Quasiment toute sa famille a été tuée il y a dix mois, par des sorcières. + Il a alors rejoint son parrain à Salem. Il est pisteur mais se comporte bien souvent comme un assassin. + Le jeune blond voit les autres chasseurs comme des poids possibles et préfère donc agir seul et dans le secret. + Son entourage a toujours été opposé à ce qu’il puisse devenir assassin. + Il désapprouve la trêve entre chasseurs et sorciers de Salem. C’est un raciste tout ce qu’il y a de plus détestable. + Il a déjà tué des sorcières, mais aussi des humains. + Son entourage n’est au courant que pour une seule de ses victimes – sorcière, évidemment.

MANIES

J’ai été élevé par des survivalistes. Je suis capable de survivre dans la nature la plus sauvage. Je sais me repérer grâce à la position des astres, quels champignons et plantes sont digestes, comment s’assurer qu’une eau est potable. Faire des pièges et traquer. J’entends beaucoup de personnes rabaisser la race humaine, en disant que cette dernière ne devrait pas être au sommet de la chaine alimentaire, vu que n’a ni griffes, ni pelisse épaisse. C’est vrai, l’être humain n’est pas le plus fort, ni le plus rapide. Mais il est le plus endurant de tous. L’homo sapiens est un prédateur spécialisé dans la poursuite de ses proies. Nos ancêtres n’attaquaient pas un mammouth mais le suivaient, le harcelaient jusqu’à ce que ce dernier, de fatigue, cède et se laisse tuer sans lutter. Et cela, sans aucune difficulté pour les chasseurs. Qu’on ne s’étonne pas que j’ai choisi d’être traqueur ; j’ai été fait, programmé pour être ainsi. Et rien ne m’arrêtera dans ma tâche. Pas même une jambe cassée. Alors que la majorité des autres animaux, quand se brisent un os, meurent sous le choc mental et physique que cela leur fait, les Hommes savent se soigner rapidement et naturellement. Il n’y a pas plus robuste qu’un corps humain ; même un éléphant ne peut rivaliser. Bon sang, nous sommes capables de nous recoudre nous-mêmes sans anesthésie et cicatrisons en un laps de temps extrêmement réduit ! Comment peut-on s’imaginer faible ? Vous ne vous êtes jamais demandé pourquoi la peau humaine reste tant marquée, comparé à celle des animaux ? Il suffit que nous nous coupions avec un cutter pour garder, pendant des années, une marque. Ceci est dû à notre tissu cicatriciel, qui est hyperactif. Il ne se laisse pas le temps de faire quelque chose de lisse, de joli. Il referme la plaie, à grande vitesse et nous sauve la vie. Et nous avons domestiqué un de nos prédateurs : le chien. Oui, j’ai foi en l’humanité et en sa robustesse. Je suis fier d’être un homo sapiens et comprend parfaitement pourquoi nous sommes au sommet de la chaine alimentaire. Pourquoi je suis à ce sommet.

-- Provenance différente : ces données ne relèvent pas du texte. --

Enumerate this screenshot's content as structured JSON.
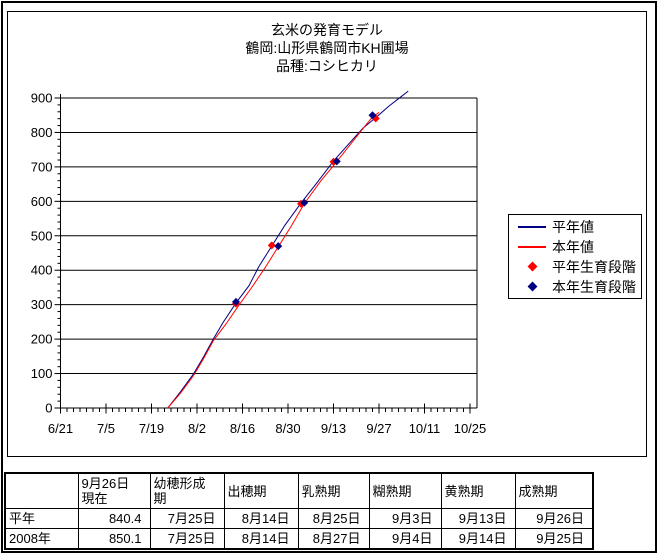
{
  "chart_data": {
    "type": "line",
    "title": "玄米の発育モデル",
    "subtitle_location": "鶴岡:山形県鶴岡市KH圃場",
    "subtitle_variety": "品種:コシヒカリ",
    "grid": "horizontal",
    "x_axis": {
      "tick_labels": [
        "6/21",
        "7/5",
        "7/19",
        "8/2",
        "8/16",
        "8/30",
        "9/13",
        "9/27",
        "10/11",
        "10/25"
      ],
      "tick_interval_days": 14,
      "minor_tick_interval_days": 2
    },
    "y_axis": {
      "min": 0,
      "max": 900,
      "tick_interval": 100,
      "minor_tick_interval": 20,
      "tick_labels": [
        "0",
        "100",
        "200",
        "300",
        "400",
        "500",
        "600",
        "700",
        "800",
        "900"
      ]
    },
    "legend": {
      "position": "right"
    },
    "series": [
      {
        "name": "平年値",
        "kind": "line",
        "color": "#000080",
        "points": [
          {
            "date": "7/24",
            "day": 33,
            "value": 0
          },
          {
            "date": "7/28",
            "day": 37,
            "value": 48
          },
          {
            "date": "8/1",
            "day": 41,
            "value": 100
          },
          {
            "date": "8/4",
            "day": 44,
            "value": 148
          },
          {
            "date": "8/7",
            "day": 47,
            "value": 200
          },
          {
            "date": "8/10",
            "day": 50,
            "value": 248
          },
          {
            "date": "8/14",
            "day": 54,
            "value": 305
          },
          {
            "date": "8/18",
            "day": 58,
            "value": 355
          },
          {
            "date": "8/21",
            "day": 61,
            "value": 410
          },
          {
            "date": "8/25",
            "day": 65,
            "value": 470
          },
          {
            "date": "8/29",
            "day": 69,
            "value": 530
          },
          {
            "date": "9/3",
            "day": 74,
            "value": 595
          },
          {
            "date": "9/8",
            "day": 79,
            "value": 655
          },
          {
            "date": "9/13",
            "day": 84,
            "value": 717
          },
          {
            "date": "9/18",
            "day": 89,
            "value": 770
          },
          {
            "date": "9/22",
            "day": 93,
            "value": 812
          },
          {
            "date": "9/26",
            "day": 97,
            "value": 843
          },
          {
            "date": "9/30",
            "day": 101,
            "value": 876
          },
          {
            "date": "10/3",
            "day": 104,
            "value": 898
          },
          {
            "date": "10/6",
            "day": 107,
            "value": 920
          }
        ]
      },
      {
        "name": "本年値",
        "kind": "line",
        "color": "#ff0000",
        "points": [
          {
            "date": "7/24",
            "day": 33,
            "value": 0
          },
          {
            "date": "7/28",
            "day": 37,
            "value": 44
          },
          {
            "date": "8/1",
            "day": 41,
            "value": 95
          },
          {
            "date": "8/4",
            "day": 44,
            "value": 143
          },
          {
            "date": "8/7",
            "day": 47,
            "value": 195
          },
          {
            "date": "8/11",
            "day": 51,
            "value": 245
          },
          {
            "date": "8/15",
            "day": 55,
            "value": 300
          },
          {
            "date": "8/19",
            "day": 59,
            "value": 352
          },
          {
            "date": "8/23",
            "day": 63,
            "value": 408
          },
          {
            "date": "8/27",
            "day": 67,
            "value": 468
          },
          {
            "date": "8/31",
            "day": 71,
            "value": 528
          },
          {
            "date": "9/4",
            "day": 75,
            "value": 593
          },
          {
            "date": "9/9",
            "day": 80,
            "value": 658
          },
          {
            "date": "9/14",
            "day": 85,
            "value": 715
          },
          {
            "date": "9/19",
            "day": 90,
            "value": 775
          },
          {
            "date": "9/23",
            "day": 94,
            "value": 822
          },
          {
            "date": "9/25",
            "day": 96,
            "value": 845
          },
          {
            "date": "9/27",
            "day": 98,
            "value": 858
          }
        ]
      },
      {
        "name": "平年生育段階",
        "kind": "scatter",
        "marker": "diamond",
        "color": "#ff0000",
        "points": [
          {
            "date": "8/14",
            "day": 54,
            "value": 303
          },
          {
            "date": "8/25",
            "day": 65,
            "value": 472
          },
          {
            "date": "9/3",
            "day": 74,
            "value": 593
          },
          {
            "date": "9/13",
            "day": 84,
            "value": 715
          },
          {
            "date": "9/26",
            "day": 97,
            "value": 840.4
          }
        ]
      },
      {
        "name": "本年生育段階",
        "kind": "scatter",
        "marker": "diamond",
        "color": "#000080",
        "points": [
          {
            "date": "8/14",
            "day": 54,
            "value": 308
          },
          {
            "date": "8/27",
            "day": 67,
            "value": 470
          },
          {
            "date": "9/4",
            "day": 75,
            "value": 596
          },
          {
            "date": "9/14",
            "day": 85,
            "value": 716
          },
          {
            "date": "9/25",
            "day": 96,
            "value": 850.1
          }
        ]
      }
    ]
  },
  "table": {
    "headers": [
      "",
      "9月26日\n現在",
      "幼穂形成\n期",
      "出穂期",
      "乳熟期",
      "糊熟期",
      "黄熟期",
      "成熟期"
    ],
    "rows": [
      {
        "label": "平年",
        "values": [
          "840.4",
          "7月25日",
          "8月14日",
          "8月25日",
          "9月3日",
          "9月13日",
          "9月26日"
        ]
      },
      {
        "label": "2008年",
        "values": [
          "850.1",
          "7月25日",
          "8月14日",
          "8月27日",
          "9月4日",
          "9月14日",
          "9月25日"
        ]
      }
    ]
  },
  "colors": {
    "normal_year_line": "#000080",
    "current_year_line": "#ff0000",
    "normal_year_stage_marker": "#ff0000",
    "current_year_stage_marker": "#000080",
    "axis": "#000000",
    "background": "#ffffff"
  }
}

J’ai un odorat extrêmement sensible ; c’est certainement mon sens le plus développé. De pair va avec une mémoire olfactive immense, quand je pense à un lieu ou à une personne, l’odeur me revient aussi. Il suffit que je pense à mon grand-père pour me rappeler de l’odeur de savon et terre qu’il portait sur lui, que je me remémore mes entraînements pour sentir de nouveau les bayous… je suis extrêmement heureux de ce fait. Quelqu’un peut se déplacer sans un bruit, mais qui peut se déplacer sans odeur ? Même les fantômes en ont une. Ainsi, je suis capable de sentir, au sens littéral du terme, toute personne m’approchant, même discrètement.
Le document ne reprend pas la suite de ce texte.